Before Milei’s inauguration, Argentina maintained an extremely convoluted multi-tier currency control and exchange system, with different and sometimes highly specific exchange rates that kept the peso artificially strong. The system led to a wide gap between “official” rates and parallel rates that existed out of the exchange control system.
“In order to ponder the worsening of the social situation, two simulation exercises were carried out: The first recalculates the level of indigence and poverty in the situation of increase of baskets and updating of labor and non-labor income of December 2023,” the study explained. “The second exercise reproduces the situation of basket costs and labor and non-labor income of households in January 2024.”
Milei reacted to the study over the weekend on social media, condemning the situation as the legacy of the “caste model” — a term he has often used to describe elitist socialist government run by a small “high caste.”
“The true legacy of the caste model: 6 out of 10 Argentines are poor. The destruction of the last hundred years has no parallel in the history of the West,” Milei’s message read. “Politicians have to understand that people voted for a change and that we are going to give our lives to carry it out.”
“We did not come to play the mediocre game of politics. We came to change the country,” he continued, concluding with his now widely famous catchphrase, “Long live liberty, damn it!”
While the study found a dramatic surge in poverty rates in January, Milei and Argentine Economy Minister Luis Caputo’s austerity measures led to the South American nation’s first monthly surplus in 12 years that month, marking the first time since August 2012 that Argentina spent less than what it generated.
Milei previously stated to local media that, as a result of Argentina’s precarious economy, the nation will have to go through the “hardest” moment of its economy between March and April. After that, Milei predicted a “rebound” as a result of his policies.
“You’re going to do a sort of ‘V’, a first stretch falling, with the hardest moment around March-April, which is when you hit bottom and there you start to bounce back, and when you lift the [currency exchange control restrictions], the economy shoots forward,” Milei explained during an interview with the local Radio Rivadavia last week.
One of Milei’s main economic goals is the “dollarization” of Argentina, which means replacing the ailing Argentine peso with the U.S. dollar as legal tender – similar to how other countries in the region have done in the past to great success, such as El Salvador and Ecuador.
Economy Minister Luis Caputo explained on Wednesday evening that dollarization is the goal and will occur once the conditions are “optimal,” adding that further devaluation “is not in our plans.”
“In the last quarter of this year we are going to start to see a recovery,” Caputo said. “The sooner we lower inflation, the faster that rebound will be. To bring inflation down we have to be as disciplined as possible.

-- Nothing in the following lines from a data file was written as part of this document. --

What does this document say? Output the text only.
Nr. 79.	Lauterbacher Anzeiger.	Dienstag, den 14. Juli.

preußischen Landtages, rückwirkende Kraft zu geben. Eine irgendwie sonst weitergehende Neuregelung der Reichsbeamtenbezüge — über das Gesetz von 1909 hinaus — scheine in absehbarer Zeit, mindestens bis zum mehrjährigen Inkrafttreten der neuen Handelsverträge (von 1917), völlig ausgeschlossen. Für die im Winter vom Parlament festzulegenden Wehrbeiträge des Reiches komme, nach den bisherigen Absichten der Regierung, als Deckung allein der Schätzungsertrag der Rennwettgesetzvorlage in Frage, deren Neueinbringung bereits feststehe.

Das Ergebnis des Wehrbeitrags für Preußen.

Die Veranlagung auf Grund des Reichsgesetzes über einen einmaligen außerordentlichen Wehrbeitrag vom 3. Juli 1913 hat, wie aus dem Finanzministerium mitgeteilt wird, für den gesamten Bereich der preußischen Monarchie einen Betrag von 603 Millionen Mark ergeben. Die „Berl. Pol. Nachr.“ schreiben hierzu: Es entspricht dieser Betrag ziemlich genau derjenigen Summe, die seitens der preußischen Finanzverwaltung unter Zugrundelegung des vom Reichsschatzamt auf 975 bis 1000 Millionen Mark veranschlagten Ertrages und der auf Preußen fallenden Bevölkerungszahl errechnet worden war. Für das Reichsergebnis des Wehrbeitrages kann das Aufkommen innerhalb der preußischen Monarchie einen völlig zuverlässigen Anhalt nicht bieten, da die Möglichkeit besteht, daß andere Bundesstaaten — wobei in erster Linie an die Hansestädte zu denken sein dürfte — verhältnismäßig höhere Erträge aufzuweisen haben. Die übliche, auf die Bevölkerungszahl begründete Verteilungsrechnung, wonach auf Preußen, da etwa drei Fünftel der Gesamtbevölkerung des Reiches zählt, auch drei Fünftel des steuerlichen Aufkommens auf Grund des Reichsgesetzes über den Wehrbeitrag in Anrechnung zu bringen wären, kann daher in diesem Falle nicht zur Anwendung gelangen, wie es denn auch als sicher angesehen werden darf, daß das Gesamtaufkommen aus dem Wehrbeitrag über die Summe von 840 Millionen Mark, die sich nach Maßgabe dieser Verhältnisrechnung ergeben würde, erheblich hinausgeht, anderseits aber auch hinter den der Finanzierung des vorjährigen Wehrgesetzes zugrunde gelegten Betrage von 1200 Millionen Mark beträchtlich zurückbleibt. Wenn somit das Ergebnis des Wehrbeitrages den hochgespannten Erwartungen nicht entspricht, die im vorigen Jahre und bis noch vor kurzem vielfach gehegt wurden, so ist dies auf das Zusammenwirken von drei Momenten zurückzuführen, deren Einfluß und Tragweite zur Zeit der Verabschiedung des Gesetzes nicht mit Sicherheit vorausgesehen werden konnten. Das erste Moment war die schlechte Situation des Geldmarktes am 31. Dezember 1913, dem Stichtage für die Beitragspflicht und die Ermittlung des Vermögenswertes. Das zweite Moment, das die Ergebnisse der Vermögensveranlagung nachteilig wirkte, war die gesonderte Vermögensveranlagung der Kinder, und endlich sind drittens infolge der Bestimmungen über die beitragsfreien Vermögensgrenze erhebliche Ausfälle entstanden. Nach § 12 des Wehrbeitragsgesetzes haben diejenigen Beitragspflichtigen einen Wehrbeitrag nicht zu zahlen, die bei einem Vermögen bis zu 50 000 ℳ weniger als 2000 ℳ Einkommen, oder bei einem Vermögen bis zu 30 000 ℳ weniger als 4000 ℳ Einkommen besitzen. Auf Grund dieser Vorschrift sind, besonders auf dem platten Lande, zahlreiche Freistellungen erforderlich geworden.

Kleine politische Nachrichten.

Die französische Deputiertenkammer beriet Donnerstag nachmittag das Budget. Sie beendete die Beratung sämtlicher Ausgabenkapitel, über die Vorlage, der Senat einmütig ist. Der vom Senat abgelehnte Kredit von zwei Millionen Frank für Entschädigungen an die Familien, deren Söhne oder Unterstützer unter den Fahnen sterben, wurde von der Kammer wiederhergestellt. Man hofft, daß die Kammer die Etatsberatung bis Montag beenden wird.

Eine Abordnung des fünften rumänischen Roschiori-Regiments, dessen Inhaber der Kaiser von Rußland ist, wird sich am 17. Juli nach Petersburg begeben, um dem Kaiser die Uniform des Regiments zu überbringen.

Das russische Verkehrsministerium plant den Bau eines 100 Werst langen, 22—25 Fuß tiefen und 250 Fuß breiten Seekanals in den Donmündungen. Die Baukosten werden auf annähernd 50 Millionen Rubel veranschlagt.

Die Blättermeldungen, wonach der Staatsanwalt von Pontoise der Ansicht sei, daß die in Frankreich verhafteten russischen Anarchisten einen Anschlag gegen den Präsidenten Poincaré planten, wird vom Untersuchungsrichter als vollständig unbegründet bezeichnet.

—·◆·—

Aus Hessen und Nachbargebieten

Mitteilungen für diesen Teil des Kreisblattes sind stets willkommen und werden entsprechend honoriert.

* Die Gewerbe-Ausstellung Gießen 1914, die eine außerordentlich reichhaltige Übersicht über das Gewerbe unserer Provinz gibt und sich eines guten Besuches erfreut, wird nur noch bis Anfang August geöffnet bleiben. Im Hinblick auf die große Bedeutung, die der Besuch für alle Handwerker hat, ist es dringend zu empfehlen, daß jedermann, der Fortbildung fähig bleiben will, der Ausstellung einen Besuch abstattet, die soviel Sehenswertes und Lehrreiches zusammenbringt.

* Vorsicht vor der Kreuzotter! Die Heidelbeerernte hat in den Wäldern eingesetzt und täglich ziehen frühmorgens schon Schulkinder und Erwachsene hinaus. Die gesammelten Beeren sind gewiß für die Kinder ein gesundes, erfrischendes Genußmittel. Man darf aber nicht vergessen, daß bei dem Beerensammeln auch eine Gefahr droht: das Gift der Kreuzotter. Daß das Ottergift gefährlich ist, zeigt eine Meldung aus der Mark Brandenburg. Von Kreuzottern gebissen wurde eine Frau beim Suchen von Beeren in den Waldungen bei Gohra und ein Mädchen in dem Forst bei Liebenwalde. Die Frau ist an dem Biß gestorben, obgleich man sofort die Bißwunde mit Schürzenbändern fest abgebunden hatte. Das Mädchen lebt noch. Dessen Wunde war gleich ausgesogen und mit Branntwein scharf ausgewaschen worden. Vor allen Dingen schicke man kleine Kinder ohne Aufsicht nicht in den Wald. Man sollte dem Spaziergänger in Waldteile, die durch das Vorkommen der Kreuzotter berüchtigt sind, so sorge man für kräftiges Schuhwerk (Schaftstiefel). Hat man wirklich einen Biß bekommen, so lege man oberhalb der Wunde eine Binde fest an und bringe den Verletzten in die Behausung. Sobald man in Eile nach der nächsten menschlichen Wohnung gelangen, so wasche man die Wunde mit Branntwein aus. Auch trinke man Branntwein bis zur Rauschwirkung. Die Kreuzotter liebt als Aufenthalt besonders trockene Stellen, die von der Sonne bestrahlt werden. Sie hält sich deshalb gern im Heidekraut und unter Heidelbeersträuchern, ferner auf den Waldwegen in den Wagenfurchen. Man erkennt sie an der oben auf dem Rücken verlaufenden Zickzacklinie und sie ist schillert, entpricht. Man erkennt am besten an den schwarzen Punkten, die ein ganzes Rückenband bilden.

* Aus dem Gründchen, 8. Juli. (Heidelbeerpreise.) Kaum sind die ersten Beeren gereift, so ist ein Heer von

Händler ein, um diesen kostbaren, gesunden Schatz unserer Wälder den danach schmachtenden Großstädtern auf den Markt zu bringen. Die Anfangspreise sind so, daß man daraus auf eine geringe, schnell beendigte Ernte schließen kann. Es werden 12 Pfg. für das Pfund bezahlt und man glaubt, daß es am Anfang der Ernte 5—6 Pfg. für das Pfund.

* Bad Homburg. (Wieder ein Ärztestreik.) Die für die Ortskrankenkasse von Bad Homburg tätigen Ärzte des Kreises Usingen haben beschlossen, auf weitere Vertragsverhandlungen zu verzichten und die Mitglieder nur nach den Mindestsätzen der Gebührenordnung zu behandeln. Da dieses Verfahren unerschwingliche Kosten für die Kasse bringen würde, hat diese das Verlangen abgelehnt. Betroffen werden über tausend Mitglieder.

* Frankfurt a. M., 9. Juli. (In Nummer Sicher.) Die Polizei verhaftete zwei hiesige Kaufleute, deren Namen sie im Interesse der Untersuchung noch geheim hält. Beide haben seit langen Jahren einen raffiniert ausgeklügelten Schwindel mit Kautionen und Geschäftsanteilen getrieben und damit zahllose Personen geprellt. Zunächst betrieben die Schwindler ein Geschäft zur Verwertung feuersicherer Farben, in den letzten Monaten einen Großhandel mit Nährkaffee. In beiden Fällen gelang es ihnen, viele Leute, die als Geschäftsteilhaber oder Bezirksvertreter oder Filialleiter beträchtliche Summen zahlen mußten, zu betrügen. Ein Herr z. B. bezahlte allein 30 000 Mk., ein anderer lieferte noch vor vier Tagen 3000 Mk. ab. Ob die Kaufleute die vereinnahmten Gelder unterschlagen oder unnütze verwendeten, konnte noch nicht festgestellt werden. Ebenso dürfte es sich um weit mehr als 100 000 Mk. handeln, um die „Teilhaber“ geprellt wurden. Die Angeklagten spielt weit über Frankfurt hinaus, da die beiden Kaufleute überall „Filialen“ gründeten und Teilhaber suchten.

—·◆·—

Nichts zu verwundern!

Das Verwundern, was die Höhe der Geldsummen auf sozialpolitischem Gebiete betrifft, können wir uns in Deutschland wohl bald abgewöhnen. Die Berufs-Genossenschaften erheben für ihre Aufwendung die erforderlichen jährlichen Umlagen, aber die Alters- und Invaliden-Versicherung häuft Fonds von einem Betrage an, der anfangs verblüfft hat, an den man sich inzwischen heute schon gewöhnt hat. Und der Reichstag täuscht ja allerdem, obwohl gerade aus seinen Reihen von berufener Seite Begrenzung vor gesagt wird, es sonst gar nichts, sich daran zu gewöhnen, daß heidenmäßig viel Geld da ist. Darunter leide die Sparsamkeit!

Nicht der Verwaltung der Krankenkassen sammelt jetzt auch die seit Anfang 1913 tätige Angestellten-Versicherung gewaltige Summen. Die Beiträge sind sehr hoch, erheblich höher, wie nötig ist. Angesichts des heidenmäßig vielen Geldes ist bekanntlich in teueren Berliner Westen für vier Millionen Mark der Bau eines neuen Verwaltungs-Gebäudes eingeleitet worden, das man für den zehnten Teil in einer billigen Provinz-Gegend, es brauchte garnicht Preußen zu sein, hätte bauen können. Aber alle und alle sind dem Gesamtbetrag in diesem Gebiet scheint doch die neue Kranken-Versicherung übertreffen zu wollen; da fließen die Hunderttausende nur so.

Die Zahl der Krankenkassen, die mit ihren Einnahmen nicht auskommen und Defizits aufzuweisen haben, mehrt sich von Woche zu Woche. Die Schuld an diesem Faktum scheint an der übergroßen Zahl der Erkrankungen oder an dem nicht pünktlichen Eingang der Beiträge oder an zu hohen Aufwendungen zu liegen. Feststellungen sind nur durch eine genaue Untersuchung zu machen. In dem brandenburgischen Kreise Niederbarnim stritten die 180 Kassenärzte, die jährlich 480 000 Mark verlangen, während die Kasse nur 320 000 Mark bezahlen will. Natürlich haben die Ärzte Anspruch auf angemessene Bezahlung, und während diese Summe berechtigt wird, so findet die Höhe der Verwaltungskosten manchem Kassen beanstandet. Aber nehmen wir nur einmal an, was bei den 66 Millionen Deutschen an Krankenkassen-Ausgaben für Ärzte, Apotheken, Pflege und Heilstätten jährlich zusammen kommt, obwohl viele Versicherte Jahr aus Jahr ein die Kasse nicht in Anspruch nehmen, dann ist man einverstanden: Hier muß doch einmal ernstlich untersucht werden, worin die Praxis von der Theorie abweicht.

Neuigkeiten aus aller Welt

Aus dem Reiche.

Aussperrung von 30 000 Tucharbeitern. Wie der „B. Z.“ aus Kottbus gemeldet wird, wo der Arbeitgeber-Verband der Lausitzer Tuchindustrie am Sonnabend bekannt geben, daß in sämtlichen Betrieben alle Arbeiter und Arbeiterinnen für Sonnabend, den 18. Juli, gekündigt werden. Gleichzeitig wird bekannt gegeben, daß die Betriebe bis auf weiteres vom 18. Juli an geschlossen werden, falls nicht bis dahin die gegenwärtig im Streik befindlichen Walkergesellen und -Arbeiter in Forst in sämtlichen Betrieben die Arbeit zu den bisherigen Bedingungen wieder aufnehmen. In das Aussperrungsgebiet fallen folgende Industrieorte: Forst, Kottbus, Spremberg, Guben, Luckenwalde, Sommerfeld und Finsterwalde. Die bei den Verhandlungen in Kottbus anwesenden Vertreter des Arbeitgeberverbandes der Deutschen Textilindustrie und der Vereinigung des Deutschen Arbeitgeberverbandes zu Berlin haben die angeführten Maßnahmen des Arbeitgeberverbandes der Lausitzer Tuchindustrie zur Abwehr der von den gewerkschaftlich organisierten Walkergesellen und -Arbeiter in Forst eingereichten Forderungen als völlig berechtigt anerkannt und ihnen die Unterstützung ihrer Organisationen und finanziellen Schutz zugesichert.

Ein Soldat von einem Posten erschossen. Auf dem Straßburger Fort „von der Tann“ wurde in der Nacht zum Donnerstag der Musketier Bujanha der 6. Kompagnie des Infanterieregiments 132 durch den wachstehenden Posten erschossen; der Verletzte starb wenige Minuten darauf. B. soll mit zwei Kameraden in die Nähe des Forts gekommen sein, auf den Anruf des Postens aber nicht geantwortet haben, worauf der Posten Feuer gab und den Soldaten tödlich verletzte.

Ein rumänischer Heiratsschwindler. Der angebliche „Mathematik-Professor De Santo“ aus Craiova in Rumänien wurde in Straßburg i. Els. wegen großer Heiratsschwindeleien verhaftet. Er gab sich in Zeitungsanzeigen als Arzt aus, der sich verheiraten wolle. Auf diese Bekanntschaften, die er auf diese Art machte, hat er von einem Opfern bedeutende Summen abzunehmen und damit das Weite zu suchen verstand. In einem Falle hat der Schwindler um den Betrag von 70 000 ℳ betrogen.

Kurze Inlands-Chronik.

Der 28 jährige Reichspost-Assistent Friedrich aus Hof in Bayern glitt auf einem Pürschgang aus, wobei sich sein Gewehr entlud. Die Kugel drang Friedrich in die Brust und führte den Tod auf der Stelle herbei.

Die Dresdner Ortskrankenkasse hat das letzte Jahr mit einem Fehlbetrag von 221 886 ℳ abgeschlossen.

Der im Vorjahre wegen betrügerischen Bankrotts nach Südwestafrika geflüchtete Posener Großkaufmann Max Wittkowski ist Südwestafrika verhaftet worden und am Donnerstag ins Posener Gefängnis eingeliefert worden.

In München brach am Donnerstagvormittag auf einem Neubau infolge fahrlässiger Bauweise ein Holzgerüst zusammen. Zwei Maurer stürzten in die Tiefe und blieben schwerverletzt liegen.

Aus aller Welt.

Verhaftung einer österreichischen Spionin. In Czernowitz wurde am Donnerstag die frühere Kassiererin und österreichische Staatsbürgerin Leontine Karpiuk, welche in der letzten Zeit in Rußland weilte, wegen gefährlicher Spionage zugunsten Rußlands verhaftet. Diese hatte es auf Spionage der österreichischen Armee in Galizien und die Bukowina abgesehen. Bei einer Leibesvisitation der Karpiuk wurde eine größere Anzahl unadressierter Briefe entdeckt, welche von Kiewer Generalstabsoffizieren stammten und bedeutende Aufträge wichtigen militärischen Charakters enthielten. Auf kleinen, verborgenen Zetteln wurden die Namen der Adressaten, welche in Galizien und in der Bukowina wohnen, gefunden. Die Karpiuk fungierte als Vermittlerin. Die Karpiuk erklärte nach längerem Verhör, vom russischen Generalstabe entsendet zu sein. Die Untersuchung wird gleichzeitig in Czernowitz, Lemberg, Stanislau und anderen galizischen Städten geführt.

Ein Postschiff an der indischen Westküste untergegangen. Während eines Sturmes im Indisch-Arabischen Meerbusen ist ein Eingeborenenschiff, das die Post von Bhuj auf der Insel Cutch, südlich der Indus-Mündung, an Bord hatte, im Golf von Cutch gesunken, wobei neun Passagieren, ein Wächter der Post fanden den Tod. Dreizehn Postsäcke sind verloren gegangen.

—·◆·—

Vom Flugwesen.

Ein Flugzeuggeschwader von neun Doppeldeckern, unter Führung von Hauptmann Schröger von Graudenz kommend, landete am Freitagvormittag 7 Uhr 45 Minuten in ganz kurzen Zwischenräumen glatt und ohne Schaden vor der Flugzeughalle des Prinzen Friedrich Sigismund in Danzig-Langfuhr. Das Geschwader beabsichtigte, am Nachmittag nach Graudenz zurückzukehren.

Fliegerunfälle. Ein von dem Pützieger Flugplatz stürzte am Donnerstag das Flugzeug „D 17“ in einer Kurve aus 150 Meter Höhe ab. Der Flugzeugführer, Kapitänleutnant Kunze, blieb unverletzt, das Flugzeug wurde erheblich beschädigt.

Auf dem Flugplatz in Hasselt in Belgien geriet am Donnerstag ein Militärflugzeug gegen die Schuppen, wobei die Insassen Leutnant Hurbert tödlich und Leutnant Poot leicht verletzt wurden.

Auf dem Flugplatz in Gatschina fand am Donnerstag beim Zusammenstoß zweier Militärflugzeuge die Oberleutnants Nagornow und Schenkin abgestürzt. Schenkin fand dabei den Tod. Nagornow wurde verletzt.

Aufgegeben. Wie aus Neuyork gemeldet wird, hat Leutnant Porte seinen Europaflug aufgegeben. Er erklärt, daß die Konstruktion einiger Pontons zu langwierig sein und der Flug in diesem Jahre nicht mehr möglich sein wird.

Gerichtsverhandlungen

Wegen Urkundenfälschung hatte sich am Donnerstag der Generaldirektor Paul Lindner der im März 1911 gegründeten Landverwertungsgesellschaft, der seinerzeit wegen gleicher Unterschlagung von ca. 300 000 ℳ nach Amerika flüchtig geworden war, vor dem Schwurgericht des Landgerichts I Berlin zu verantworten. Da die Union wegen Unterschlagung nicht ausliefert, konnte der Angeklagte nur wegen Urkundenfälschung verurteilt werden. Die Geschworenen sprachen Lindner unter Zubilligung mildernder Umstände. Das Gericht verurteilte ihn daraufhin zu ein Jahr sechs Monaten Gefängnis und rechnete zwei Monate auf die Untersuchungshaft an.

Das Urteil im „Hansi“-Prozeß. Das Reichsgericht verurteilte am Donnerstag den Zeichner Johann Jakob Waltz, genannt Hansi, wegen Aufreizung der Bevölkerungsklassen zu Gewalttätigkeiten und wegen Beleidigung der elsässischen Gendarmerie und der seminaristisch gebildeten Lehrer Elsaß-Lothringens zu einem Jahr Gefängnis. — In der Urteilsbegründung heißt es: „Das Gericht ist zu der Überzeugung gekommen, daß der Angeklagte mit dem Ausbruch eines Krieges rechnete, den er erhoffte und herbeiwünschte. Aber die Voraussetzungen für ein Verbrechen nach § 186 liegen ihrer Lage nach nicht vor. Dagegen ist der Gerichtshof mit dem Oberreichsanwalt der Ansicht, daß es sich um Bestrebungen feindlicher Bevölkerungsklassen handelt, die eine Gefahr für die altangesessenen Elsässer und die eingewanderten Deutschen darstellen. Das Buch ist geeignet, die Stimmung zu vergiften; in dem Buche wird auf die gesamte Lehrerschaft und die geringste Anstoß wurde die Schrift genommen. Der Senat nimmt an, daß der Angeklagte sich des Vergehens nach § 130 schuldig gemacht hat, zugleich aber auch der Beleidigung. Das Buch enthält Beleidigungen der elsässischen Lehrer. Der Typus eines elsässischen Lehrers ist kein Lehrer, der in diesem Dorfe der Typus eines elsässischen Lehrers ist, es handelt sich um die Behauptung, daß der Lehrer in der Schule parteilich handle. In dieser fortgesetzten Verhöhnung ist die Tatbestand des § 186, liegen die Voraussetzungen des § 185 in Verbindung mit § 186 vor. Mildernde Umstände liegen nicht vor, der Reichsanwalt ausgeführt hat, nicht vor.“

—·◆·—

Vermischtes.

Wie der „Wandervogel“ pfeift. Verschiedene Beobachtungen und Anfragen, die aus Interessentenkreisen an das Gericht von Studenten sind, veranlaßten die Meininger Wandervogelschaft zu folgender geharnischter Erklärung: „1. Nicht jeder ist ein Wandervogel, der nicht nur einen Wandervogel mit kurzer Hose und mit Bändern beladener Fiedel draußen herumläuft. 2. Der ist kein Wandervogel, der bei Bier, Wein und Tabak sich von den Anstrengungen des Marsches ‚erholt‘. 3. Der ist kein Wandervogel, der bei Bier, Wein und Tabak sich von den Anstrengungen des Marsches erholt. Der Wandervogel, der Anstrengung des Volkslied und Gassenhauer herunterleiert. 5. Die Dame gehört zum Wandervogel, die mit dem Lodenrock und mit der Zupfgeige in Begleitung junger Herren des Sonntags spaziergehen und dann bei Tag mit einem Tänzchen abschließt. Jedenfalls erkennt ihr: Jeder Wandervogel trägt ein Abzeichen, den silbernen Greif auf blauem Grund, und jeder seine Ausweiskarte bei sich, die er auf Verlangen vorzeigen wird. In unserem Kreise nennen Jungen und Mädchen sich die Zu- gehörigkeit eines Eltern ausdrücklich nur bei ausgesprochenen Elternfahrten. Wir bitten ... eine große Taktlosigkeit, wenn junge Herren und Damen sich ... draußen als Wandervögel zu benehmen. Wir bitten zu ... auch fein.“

“The president always said it was going to be hard; if one could get out of so many decades of disaster in two months, it would be easy,” he continued. “We are doing the impossible so that this transition is the least burdensome; the alternative was hyperinflation.”
The National Institute of Statistics and Census of Argentina measured January’s inflation rate at 20.6 percent, down from December’s 25.5 percent, for an accumulated total of 254.2 percent over the past year.